Like other young men of his time in the Dominion of Canada, Morris was captivated by dreams of imperial destiny. He argued that Canadians must rise above factionalism and take their place in the building of an empire. He spoke strongly for Confederation as the solution to the increasing influence of the United States. Since his youth he had been interested in the construction of the Canadian Pacific Railway. Morris saw the Dominion as the rightful owner of the western prairies, and felt that the Hudson’s Bay Company must be curtailed if Canada was to flourish.

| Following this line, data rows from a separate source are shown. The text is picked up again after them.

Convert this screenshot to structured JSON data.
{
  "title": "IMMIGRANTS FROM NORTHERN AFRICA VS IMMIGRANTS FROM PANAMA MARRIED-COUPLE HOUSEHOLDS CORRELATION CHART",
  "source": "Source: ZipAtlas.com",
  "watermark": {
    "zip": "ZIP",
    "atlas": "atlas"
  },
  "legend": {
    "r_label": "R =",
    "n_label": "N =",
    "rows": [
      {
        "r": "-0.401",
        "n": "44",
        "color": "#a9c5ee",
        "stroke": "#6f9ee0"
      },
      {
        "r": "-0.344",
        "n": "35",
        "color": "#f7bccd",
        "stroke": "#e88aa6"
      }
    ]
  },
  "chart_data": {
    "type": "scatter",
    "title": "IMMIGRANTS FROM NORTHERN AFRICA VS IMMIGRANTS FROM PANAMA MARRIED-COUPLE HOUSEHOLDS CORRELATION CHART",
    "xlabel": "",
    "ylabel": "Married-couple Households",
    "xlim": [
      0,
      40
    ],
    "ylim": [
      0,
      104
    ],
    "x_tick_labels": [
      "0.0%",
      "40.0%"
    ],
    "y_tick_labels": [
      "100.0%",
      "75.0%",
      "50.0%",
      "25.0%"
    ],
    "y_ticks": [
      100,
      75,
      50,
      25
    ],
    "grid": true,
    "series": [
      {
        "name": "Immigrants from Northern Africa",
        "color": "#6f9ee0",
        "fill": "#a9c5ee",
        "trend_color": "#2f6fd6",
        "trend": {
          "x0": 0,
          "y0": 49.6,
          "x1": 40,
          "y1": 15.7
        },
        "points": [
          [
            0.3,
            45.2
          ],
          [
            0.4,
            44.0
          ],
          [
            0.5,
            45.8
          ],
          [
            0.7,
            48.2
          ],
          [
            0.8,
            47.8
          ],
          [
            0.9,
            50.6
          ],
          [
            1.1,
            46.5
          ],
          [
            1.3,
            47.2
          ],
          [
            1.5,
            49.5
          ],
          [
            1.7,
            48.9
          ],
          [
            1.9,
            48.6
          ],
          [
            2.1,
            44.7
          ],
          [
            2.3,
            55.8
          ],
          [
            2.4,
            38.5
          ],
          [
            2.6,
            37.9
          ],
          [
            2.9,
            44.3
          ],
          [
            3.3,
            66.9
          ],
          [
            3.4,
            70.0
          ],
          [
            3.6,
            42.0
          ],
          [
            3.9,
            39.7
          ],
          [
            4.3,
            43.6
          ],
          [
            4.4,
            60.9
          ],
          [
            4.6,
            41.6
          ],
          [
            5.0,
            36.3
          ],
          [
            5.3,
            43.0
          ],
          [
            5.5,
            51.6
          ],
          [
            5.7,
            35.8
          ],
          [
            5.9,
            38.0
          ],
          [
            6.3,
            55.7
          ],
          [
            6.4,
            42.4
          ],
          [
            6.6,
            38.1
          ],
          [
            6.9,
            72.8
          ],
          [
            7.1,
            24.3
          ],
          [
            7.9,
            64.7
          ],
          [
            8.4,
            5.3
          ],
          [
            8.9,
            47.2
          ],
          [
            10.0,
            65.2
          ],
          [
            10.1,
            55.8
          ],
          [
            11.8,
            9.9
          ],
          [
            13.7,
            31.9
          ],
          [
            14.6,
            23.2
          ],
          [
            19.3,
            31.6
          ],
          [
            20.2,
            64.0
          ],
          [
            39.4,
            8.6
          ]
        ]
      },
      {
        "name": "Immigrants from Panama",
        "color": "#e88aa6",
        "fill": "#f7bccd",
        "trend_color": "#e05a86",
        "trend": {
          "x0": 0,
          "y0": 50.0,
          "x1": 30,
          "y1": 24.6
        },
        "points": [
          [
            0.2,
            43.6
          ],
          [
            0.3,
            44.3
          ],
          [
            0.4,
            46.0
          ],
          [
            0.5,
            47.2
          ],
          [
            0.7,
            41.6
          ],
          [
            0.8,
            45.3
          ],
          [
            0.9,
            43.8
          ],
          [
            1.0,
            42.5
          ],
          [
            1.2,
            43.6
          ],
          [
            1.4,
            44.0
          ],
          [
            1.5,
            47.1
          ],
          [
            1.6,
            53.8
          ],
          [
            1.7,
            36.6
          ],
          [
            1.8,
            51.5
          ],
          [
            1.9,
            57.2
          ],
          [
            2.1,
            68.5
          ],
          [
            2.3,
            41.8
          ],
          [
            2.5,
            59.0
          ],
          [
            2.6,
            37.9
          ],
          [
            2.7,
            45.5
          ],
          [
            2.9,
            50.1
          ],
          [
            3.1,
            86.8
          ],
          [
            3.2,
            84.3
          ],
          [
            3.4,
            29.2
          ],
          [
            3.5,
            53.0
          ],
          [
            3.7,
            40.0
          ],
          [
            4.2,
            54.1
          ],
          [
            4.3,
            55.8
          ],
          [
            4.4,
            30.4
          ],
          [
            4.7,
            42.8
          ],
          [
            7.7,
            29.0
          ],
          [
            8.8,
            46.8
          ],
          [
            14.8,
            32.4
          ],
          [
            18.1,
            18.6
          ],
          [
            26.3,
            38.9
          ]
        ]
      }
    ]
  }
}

He did not hesitate to express his ideas publicly, giving numerous lectures and publishing several widely-read essays.

In 1849, acting as vice-president of the Mercantile Library Association in Montreal, Morris lectured his fellow members on “The North American Indian, their origin, present conditions and oratory,” an early indication of one of the consuming passions of his later life.

In 1851 he set up a law practice and married Margaret Cline, a niece of the prominent Upper Canada businessman and politician Philip VanKoughnet. They had 11 children together. By the 1860s Morris had become a respected public figure. He was elected to parliament in 1861 and served for ten years, during which time he introduced a bill ending public executions in Canada and played a part in negotiating the Great Coalition of 1864. In 1872, he retired from federal politics for health reasons and became Lieutenant-Governor of Manitoba and the Northwest Territories.

During his time in Indian affairs, Morris was responsible for opening the territories for settlement. He served as Treaty Commissioner for Treaties 3, 4, 5, and 6, and also helped negotiate Treaties 1 and 2. Morris had long urged the government to make a western treaty, feeling a calling to “advance” the First Nations as part of his Christian duty and Canadian patriotism. His goal was the spread of the familiar political traditions he knew in Ontario, what he termed “the advantages which the older Provinces of the Dominion already enjoy.” He wanted a peaceful, stable Northwest based on the Ontario model, with a harmonious French population.

Morris always considered his sympathies to “have been strongly with the native raised population.” Anticipating great social and economic change on the plains, he placed great importance on education, assistance in farming, and on assimilation. He believed that it was vital to show respect to Aboriginal chiefs and to make them feel like officers of the Crown themselves. But Morris was hindered by a lack of funds and interest on the part of the federal government, as well as by constraints not to raise the expectations of the peoples on the prairie with promises of aid.

Morris constantly advocated the creation of a police force in the west. “The preservation of order in the North West,” he told Macdonald, was “the most important matter of the future.” However, his inability to preserve lands for the Métis was seen as a major weakness of his administration, a fact which he recognized — “it is a crying shame that the half breeds have been ignored. It will result in trouble and is most unjust.” The seeds of the Northwest Resistance were sown, and Morris knew it.

After the Treaty 6 signings, a separate government was established for the territories, and Morris’ position was given to David Laird. Morris regretted this. “I wish I had been left to complete my work there,” he said, “However I have settled the Indian policy & the work will go on.” Treaty-making had been no easy task. But for Morris, the opportunity to play a role in the transformation of the west had been an extremely satisfying experience.

In 1877, Morris founded the University of Manitoba. An act which, according to G. M. Grant, “had achieved a measure of co-operation among the different religious groups which had not been found possible in any other Province of Canada at that time.”

Throughout his life, Morris acted out of a Victorian sense of public duty and family honour. Despite weak health, he was never idle. He tried always to look for a compromise and maintained an unbiased, generous manner, and geniality of spirit. Morris died in Toronto in 1889, at the age of 63.